Antolino was born in Venezuela and has lived in Madrid since the age of 13. Through her Spanish grandmother she has held Spanish citizenship from birth, and she also holds Italian citizenship inherited from her paternal grandfather.

== Career ==

=== 2023 European Games ===

At the 2023 European Games in Kraków, Antolino won two bronze medals. She first claimed bronze in the mixed team event alongside Alberto Arévalo, Rocío Velázquez and Carlos Camacho, and then took a second bronze in the women's synchronised 10 metre platform with Ana Carvajal, scoring 261.48 points behind Germany and Ukraine.

=== 2024 European Aquatics Championships ===

At the 2024 European Aquatics Championships in Belgrade, Antolino won three medals. She took gold in the mixed team event with Carlos Camacho and Juan Pablo Cortés, and the following day claimed a second gold with Camacho in the mixed 10 metre platform synchro. She later won silver with Ana Carvajal in the women's 10 metre synchronised platform, with a score of 260.67 points, behind the Ukrainian pair Kseniia Bailo and Sofiia Lyskun.
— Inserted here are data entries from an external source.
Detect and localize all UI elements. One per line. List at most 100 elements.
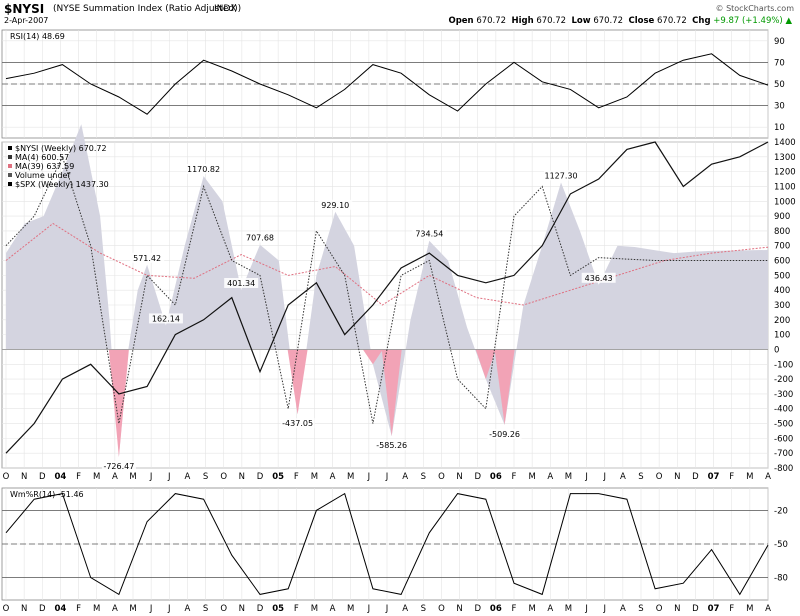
main-x-tick: 04 xyxy=(55,472,67,482)
main-x-tick: A xyxy=(185,472,191,482)
chart-date: 2-Apr-2007 xyxy=(4,16,49,25)
williams-x-tick: M xyxy=(347,604,354,614)
main-panel-y-tick: 700 xyxy=(774,242,790,252)
main-x-tick: J xyxy=(367,472,371,482)
data-label-bg xyxy=(544,170,579,181)
williams-x-tick: A xyxy=(330,604,336,614)
main-x-tick: N xyxy=(239,472,245,482)
williams-panel-y-tick: -20 xyxy=(774,506,788,516)
close-value: 670.72 xyxy=(657,16,687,26)
data-label: 734.54 xyxy=(415,230,443,239)
main-x-tick: A xyxy=(112,472,118,482)
data-label: 1127.30 xyxy=(544,171,577,180)
exchange-label: INDX xyxy=(214,4,237,14)
williams-x-tick: 07 xyxy=(708,604,720,614)
williams-x-tick: J xyxy=(602,604,606,614)
main-panel-y-tick: 300 xyxy=(774,301,790,311)
main-panel-y-tick: -300 xyxy=(774,390,793,400)
main-panel-y-tick: 900 xyxy=(774,212,790,222)
williams-x-tick: J xyxy=(149,604,153,614)
williams-x-tick: O xyxy=(3,604,10,614)
chart-header: $NYSI (NYSE Summation Index (Ratio Adjus… xyxy=(0,0,800,26)
rsi-panel-y-tick: 70 xyxy=(774,58,785,68)
williams-x-tick: D xyxy=(257,604,264,614)
ma4-series-line xyxy=(5,155,768,424)
main-legend-entry: MA(39) 637.59 xyxy=(15,162,74,171)
williams-x-tick: N xyxy=(239,604,245,614)
williams-x-tick: O xyxy=(220,604,227,614)
williams-x-tick: A xyxy=(547,604,553,614)
data-label: -437.05 xyxy=(282,419,313,428)
data-label-bg xyxy=(243,232,277,243)
legend-swatch xyxy=(8,164,12,168)
nysi-negative-area xyxy=(362,349,383,365)
data-label-bg xyxy=(412,228,447,239)
main-x-tick: 05 xyxy=(272,472,284,482)
main-x-tick: S xyxy=(421,472,426,482)
main-x-tick: A xyxy=(765,472,771,482)
low-label: Low xyxy=(571,16,591,26)
williams-x-tick: 04 xyxy=(55,604,67,614)
symbol-description: (NYSE Summation Index (Ratio Adjusted)) xyxy=(53,4,242,14)
williams-x-tick: 06 xyxy=(490,604,502,614)
williams-x-tick: F xyxy=(729,604,734,614)
data-label: 162.14 xyxy=(152,314,180,323)
main-x-tick: D xyxy=(692,472,699,482)
nysi-negative-area xyxy=(108,349,129,457)
up-arrow-icon: ▲ xyxy=(785,16,792,26)
williams-x-tick: M xyxy=(93,604,100,614)
rsi-panel-y-tick: 30 xyxy=(774,102,785,112)
main-legend-entry: Volume undef xyxy=(15,171,70,180)
main-panel-y-tick: 1100 xyxy=(774,182,796,192)
data-label: 707.68 xyxy=(246,234,274,243)
williams-x-tick: F xyxy=(294,604,299,614)
williams-x-tick: J xyxy=(367,604,371,614)
main-x-tick: N xyxy=(674,472,680,482)
data-label-bg xyxy=(101,461,136,472)
main-x-tick: A xyxy=(402,472,408,482)
main-x-tick: D xyxy=(257,472,264,482)
main-panel-y-tick: 600 xyxy=(774,257,790,267)
main-x-tick: F xyxy=(76,472,81,482)
main-x-tick: J xyxy=(584,472,588,482)
data-label-bg xyxy=(581,272,616,283)
williams-x-tick: A xyxy=(112,604,118,614)
data-label: 1170.82 xyxy=(187,165,220,174)
main-x-tick: M xyxy=(347,472,354,482)
legend-swatch xyxy=(8,146,12,150)
main-x-tick: O xyxy=(438,472,445,482)
nysi-area xyxy=(6,124,768,457)
data-label: 571.42 xyxy=(133,254,161,263)
data-label: -726.47 xyxy=(103,462,134,471)
data-label: -509.26 xyxy=(489,430,520,439)
rsi-panel-y-tick: 50 xyxy=(774,80,785,90)
williams-x-tick: S xyxy=(203,604,208,614)
williams-x-tick: S xyxy=(638,604,643,614)
main-x-tick: J xyxy=(602,472,606,482)
open-label: Open xyxy=(448,16,474,26)
nysi-negative-area xyxy=(475,349,496,380)
main-panel-y-tick: -700 xyxy=(774,449,793,459)
chg-label: Chg xyxy=(692,16,711,26)
williams-x-tick: F xyxy=(76,604,81,614)
williams-x-tick: J xyxy=(385,604,389,614)
main-x-tick: A xyxy=(547,472,553,482)
main-legend-entry: MA(4) 600.57 xyxy=(15,153,69,162)
close-label: Close xyxy=(628,16,655,26)
williams-x-tick: A xyxy=(185,604,191,614)
main-x-tick: M xyxy=(311,472,318,482)
data-label-bg xyxy=(148,313,183,324)
williams-x-tick: N xyxy=(456,604,462,614)
data-label-bg xyxy=(374,440,409,451)
williams-x-tick: M xyxy=(528,604,535,614)
main-x-tick: O xyxy=(3,472,10,482)
data-label: 929.10 xyxy=(321,201,349,210)
williams-x-tick: M xyxy=(565,604,572,614)
main-panel-y-tick: 100 xyxy=(774,331,790,341)
main-x-tick: F xyxy=(729,472,734,482)
main-x-tick: J xyxy=(167,472,171,482)
data-label-bg xyxy=(186,163,221,174)
low-value: 670.72 xyxy=(593,16,624,26)
main-x-tick: F xyxy=(294,472,299,482)
williams-x-tick: A xyxy=(402,604,408,614)
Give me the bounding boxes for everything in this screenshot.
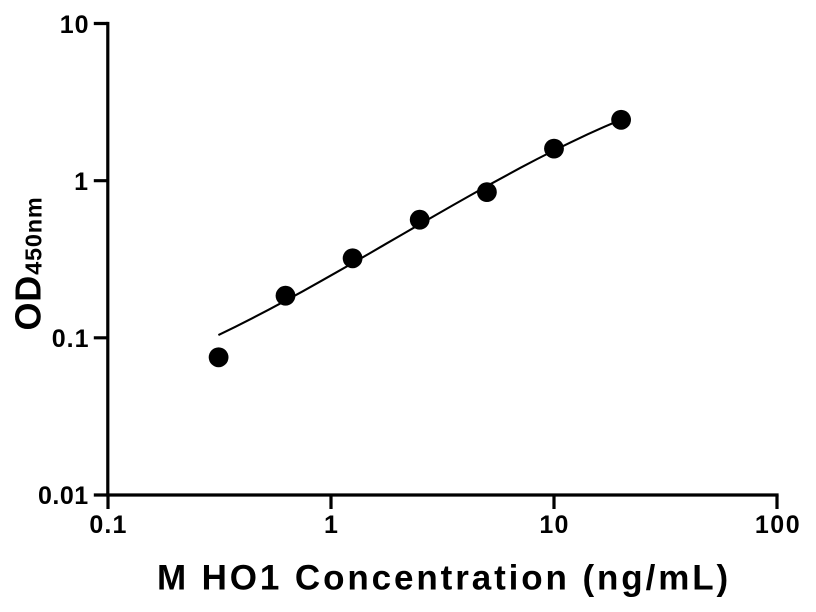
svg-text:0.1: 0.1	[52, 325, 90, 353]
svg-text:1: 1	[324, 511, 338, 539]
svg-text:10: 10	[60, 11, 90, 39]
svg-text:0.1: 0.1	[89, 511, 127, 539]
svg-text:100: 100	[755, 511, 801, 539]
svg-text:10: 10	[539, 511, 569, 539]
svg-text:1: 1	[74, 168, 88, 196]
svg-text:OD450nm: OD450nm	[8, 196, 49, 330]
svg-text:M HO1 Concentration (ng/mL): M HO1 Concentration (ng/mL)	[157, 559, 731, 598]
svg-text:0.01: 0.01	[38, 482, 89, 510]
=== 2024 Summer Olympics ===

Antolino represented Spain at the 2024 Summer Olympics in Paris in the women's 3 metre springboard. She qualified for the semifinals in seventh position with 297.70 points in the preliminary round. She advanced to the final and finished eighth with 292.95 points, the best result ever achieved by a Spanish female diver at the Olympic Games.

=== 2025 European Diving Championships ===

At the 2025 European Diving Championships in Antalya, Antolino finished fourth in the individual 10 metre platform final with 298.10 points. She also placed fourth with Carlos Camacho in the mixed 10 metre synchronised platform, and closed the championships with gold in the women's 10 metre synchronised platform alongside Ana Carvajal. The Spanish pair, who had taken silver in the same event in Belgrade the previous year, beat the defending Ukrainian champions Kseniia Bailo and Sofiia Lyskun with 305.82 points to 286.44.

=== 2026 season ===

In April 2026, Antolino took bronze in the individual 10 metre platform at the Italy Open in Turin, finishing behind her compatriot Ana Carvajal (silver) and the Italian Sarah Jodoin di Maria (gold).